VIENNA (Reuters) - Leopold Engleitner, the oldest known survivor of the Nazi concentration camps, has died at the age of 107, his biographer said.
Engleitner, a conscientious objector whose life was documented in the book and film "Unbroken Will", was imprisoned in the Buchenwald, Niederhagen and Ravensbrueck camps between 1939 and 1943.
He refused to renounce his Jehovah's Witness faith to win his freedom but was eventually released, weighing just 28 kilograms (62 pounds), on condition that he agree to spend the rest of his life working as a slave agricultural laborer.
He returned to work on a farm near his home town of Bad Ischl in Austria and was released from forced labor by U.S. troops in 1946 after a period in hiding in the mountains to escape a call-up to the German army.
Engleitner carried on his missionary work after the war while working jobs including a spell as a night watchman in a soap factory.
He became a public figure when Austrian author and film producer Bernhard Rammerstorfer published his biography and a documentary film about his life in 1999, which were translated into English in 2004.
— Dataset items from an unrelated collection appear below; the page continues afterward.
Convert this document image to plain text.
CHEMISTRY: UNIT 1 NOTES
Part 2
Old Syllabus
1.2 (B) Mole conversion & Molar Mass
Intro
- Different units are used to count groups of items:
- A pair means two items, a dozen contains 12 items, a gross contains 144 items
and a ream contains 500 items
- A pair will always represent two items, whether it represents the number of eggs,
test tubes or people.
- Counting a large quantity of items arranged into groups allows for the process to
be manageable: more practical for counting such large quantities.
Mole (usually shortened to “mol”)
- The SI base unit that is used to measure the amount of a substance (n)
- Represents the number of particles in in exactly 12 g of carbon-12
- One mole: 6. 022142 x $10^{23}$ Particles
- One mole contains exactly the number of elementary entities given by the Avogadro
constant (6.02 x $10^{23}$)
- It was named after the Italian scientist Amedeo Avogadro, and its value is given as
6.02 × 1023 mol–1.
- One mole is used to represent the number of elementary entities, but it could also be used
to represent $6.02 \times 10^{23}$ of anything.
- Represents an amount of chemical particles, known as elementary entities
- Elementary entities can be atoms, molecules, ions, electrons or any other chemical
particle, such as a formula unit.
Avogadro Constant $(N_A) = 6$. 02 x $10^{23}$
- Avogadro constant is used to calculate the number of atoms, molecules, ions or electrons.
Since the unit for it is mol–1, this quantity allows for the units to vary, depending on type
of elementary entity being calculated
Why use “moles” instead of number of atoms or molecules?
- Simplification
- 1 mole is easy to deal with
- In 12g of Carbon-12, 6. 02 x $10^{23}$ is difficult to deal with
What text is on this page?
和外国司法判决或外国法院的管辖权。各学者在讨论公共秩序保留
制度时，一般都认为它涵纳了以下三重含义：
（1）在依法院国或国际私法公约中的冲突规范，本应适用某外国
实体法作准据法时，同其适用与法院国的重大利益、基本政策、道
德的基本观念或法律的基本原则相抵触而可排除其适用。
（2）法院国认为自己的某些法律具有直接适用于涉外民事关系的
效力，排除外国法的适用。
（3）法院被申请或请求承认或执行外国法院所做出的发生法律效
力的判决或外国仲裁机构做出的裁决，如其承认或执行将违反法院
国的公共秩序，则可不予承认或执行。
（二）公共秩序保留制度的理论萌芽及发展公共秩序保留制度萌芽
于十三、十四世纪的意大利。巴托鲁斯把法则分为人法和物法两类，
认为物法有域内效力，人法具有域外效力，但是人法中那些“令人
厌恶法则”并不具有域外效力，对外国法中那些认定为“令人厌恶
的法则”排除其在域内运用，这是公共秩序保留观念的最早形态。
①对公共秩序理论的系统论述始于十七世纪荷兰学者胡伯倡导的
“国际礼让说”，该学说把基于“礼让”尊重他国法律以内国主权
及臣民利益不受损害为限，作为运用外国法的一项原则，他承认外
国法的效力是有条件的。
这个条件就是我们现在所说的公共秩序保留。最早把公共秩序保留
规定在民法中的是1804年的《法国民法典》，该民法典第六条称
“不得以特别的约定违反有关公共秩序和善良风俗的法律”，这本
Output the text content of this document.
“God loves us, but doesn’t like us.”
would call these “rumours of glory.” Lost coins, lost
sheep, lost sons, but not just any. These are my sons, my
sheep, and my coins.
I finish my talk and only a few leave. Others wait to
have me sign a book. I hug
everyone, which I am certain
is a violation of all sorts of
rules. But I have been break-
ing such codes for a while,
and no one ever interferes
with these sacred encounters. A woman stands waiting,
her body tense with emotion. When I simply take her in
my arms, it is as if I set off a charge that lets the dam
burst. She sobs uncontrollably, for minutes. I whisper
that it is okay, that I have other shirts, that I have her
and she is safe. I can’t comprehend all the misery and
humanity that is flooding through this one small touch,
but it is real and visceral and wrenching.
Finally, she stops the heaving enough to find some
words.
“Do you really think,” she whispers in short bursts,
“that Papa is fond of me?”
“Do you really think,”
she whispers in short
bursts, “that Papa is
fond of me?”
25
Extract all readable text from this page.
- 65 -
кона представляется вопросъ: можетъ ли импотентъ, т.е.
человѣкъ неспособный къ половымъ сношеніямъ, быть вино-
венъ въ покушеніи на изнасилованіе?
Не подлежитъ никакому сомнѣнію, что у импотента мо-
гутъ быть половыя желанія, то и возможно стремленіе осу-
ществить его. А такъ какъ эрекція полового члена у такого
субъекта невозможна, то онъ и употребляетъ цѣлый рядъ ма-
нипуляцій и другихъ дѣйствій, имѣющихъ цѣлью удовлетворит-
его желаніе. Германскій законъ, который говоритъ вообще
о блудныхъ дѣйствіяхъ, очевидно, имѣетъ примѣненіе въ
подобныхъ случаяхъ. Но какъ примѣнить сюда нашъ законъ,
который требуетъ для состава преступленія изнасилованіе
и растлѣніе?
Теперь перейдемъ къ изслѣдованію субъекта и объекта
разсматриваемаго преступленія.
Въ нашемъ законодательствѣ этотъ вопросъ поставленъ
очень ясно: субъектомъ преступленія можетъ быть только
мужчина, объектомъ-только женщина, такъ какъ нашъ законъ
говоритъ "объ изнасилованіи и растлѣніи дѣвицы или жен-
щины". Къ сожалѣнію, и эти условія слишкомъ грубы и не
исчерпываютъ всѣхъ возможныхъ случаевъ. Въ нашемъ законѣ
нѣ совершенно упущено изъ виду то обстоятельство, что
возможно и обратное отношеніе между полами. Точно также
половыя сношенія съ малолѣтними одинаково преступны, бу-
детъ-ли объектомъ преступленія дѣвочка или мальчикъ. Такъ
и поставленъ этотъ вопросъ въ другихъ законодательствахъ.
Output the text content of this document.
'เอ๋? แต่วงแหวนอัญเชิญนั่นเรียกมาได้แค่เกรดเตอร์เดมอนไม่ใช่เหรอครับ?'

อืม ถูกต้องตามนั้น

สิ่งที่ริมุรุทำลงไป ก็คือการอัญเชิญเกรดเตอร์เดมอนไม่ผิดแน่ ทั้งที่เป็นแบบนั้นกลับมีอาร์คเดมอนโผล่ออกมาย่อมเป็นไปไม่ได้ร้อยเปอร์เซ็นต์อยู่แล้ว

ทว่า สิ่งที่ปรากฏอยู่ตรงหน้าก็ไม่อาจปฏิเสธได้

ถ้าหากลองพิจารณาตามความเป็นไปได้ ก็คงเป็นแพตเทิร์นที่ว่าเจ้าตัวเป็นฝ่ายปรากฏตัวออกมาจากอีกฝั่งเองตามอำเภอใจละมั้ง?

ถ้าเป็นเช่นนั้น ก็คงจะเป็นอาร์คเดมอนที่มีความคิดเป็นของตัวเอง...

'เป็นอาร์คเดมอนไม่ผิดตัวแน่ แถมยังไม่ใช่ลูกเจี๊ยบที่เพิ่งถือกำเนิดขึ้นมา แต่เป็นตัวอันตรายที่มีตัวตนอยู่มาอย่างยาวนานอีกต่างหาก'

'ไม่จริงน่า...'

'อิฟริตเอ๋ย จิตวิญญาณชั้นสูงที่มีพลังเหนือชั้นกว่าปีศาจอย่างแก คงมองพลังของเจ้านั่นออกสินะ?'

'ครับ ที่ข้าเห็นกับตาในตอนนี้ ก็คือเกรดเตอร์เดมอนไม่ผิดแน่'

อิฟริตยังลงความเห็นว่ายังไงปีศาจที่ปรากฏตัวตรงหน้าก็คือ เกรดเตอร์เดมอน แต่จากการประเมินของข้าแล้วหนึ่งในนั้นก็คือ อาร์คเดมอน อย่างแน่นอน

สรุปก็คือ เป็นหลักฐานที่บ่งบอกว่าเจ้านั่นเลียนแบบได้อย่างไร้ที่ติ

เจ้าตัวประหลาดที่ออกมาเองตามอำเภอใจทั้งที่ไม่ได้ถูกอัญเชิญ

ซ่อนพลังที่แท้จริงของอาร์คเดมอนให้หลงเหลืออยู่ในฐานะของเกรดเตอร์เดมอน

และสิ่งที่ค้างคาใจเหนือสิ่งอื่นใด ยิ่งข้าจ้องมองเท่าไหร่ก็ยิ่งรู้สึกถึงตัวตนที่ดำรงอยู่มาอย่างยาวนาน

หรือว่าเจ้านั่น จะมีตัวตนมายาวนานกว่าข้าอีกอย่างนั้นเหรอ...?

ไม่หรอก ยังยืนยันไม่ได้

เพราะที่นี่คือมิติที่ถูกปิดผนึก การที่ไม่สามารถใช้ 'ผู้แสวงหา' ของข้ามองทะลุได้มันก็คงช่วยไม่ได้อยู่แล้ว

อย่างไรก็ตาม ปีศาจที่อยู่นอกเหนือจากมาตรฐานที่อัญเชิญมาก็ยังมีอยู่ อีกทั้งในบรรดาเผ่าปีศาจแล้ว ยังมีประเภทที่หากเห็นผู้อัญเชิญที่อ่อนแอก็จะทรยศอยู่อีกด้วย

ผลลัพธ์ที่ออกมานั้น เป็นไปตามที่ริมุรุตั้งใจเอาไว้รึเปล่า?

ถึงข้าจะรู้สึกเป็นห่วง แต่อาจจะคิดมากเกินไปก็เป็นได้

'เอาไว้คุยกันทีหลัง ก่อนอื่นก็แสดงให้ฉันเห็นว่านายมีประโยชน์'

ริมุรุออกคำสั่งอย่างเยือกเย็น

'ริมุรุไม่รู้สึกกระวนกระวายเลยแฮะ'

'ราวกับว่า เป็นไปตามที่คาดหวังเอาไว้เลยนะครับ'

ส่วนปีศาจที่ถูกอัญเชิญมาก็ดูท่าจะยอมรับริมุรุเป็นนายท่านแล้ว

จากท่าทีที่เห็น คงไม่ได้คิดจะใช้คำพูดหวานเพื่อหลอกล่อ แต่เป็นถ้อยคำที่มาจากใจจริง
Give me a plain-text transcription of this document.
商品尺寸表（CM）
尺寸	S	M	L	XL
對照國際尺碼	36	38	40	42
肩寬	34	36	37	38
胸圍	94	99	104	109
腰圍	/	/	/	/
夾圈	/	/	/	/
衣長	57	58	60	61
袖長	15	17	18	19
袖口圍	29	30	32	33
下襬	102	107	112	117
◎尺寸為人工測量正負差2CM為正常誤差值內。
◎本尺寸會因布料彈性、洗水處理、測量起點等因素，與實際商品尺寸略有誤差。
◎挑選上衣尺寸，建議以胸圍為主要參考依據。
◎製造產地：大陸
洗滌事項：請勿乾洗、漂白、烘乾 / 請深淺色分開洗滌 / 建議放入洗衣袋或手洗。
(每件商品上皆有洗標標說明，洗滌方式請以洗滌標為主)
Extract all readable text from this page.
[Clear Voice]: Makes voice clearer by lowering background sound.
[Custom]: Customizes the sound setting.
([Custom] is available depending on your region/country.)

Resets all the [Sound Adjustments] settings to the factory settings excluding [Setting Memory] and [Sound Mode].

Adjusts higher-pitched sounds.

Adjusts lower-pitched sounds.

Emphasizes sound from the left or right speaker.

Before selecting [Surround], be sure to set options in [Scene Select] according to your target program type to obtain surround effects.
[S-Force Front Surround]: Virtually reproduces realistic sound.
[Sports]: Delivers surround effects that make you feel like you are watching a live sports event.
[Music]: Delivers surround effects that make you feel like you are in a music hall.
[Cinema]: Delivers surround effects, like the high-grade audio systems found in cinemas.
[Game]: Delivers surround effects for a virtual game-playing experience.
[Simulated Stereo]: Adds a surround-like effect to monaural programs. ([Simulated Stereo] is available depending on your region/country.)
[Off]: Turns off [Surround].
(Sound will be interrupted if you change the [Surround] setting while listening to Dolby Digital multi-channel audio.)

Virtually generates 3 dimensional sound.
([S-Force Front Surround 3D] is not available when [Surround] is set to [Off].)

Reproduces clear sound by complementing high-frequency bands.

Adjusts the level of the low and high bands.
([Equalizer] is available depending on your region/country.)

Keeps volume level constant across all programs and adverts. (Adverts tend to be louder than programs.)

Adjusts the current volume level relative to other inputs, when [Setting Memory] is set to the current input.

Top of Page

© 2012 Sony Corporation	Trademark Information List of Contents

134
He went on speaking tours in Europe and the United States and talked to students about his experiences through his last years, attending the U.S. premiere of a new Rammerstorfer documentary film about his life in November 2012.
"It's very hard for me to announce the painful news of the passing away of my best friend," Rammerstorfer wrote on his website.
The author said Engleitner had died peacefully in the company of Rammerstorfer's family on April 21.